La Chambre a par la suite adopté un nouveau Règlement incorporant ces
recommandations [38] .
En 1975, des modifications provisoires ont
été apportées au Règlement concernant les travaux
des subsides de manière à permettre que des postes précis
du Budget des dépenses soient étudiés en comité
plénier plutôt que déférés à des
comités
permanents [39] .
Cet article provisoire a été reconduit d’un commun accord pour
la session suivante [40] ,
mais n’a pas été renouvelé par la suite. Les
procédures des comités pléniers ont été
changées de nouveau en 1985, la Chambre ayant modifié son
Règlement de façon provisoire suite à une recommandation du
Comité spécial sur la réforme de la Chambre des communes.

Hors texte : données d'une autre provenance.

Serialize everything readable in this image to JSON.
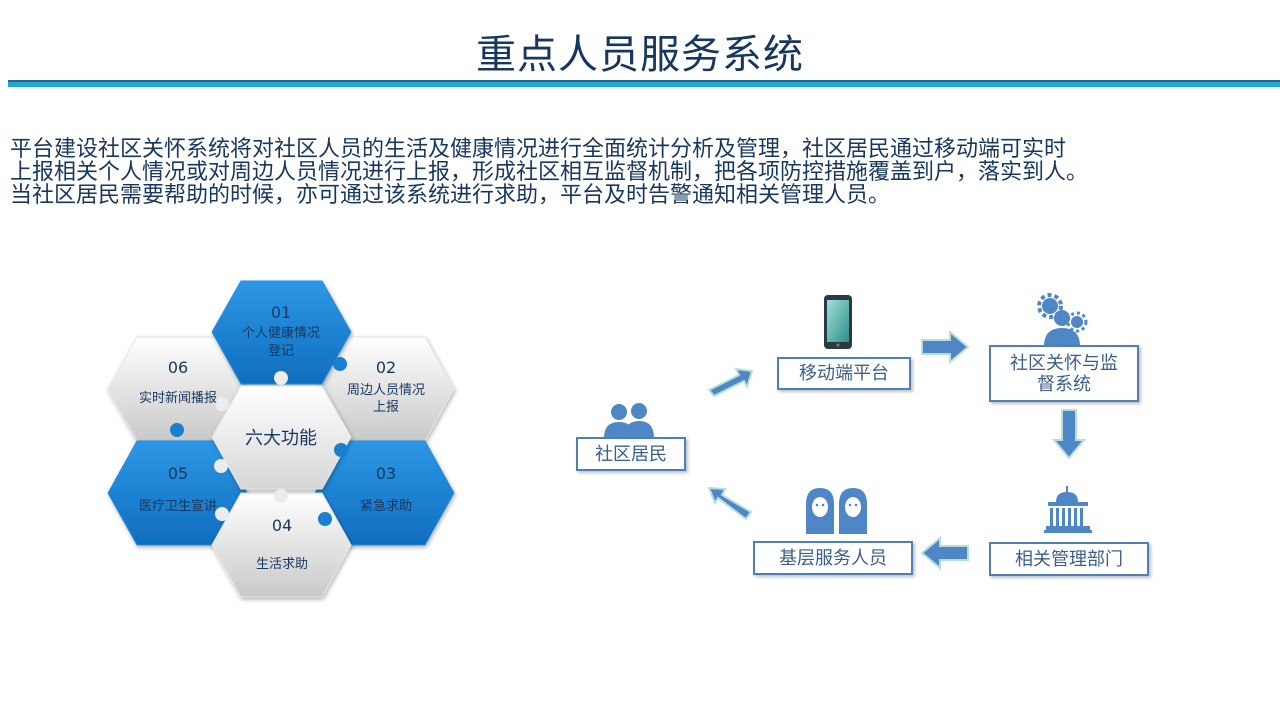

Celui-ci recommandait que les projets de loi fondés sur des motions de
voies et moyens soient renvoyés à des comités
législatifs créés spécifiquement pour l’examen
en détail des projets de loi, plutôt qu’à un
comité plénier. Seuls les projets de loi fondés sur une
motion de crédits portant adoption de prévisions
budgétaires ou de crédits provisoires seraient renvoyés
à un comité
plénier [41] .
Cette modification est devenue permanente en
1987 [42] .
De nos jours, tout projet de loi d’intérêt public, sauf s’il
est fondé sur une telle motion de crédits, est automatiquement
renvoyé à un comité permanent, spécial ou
législatif [43].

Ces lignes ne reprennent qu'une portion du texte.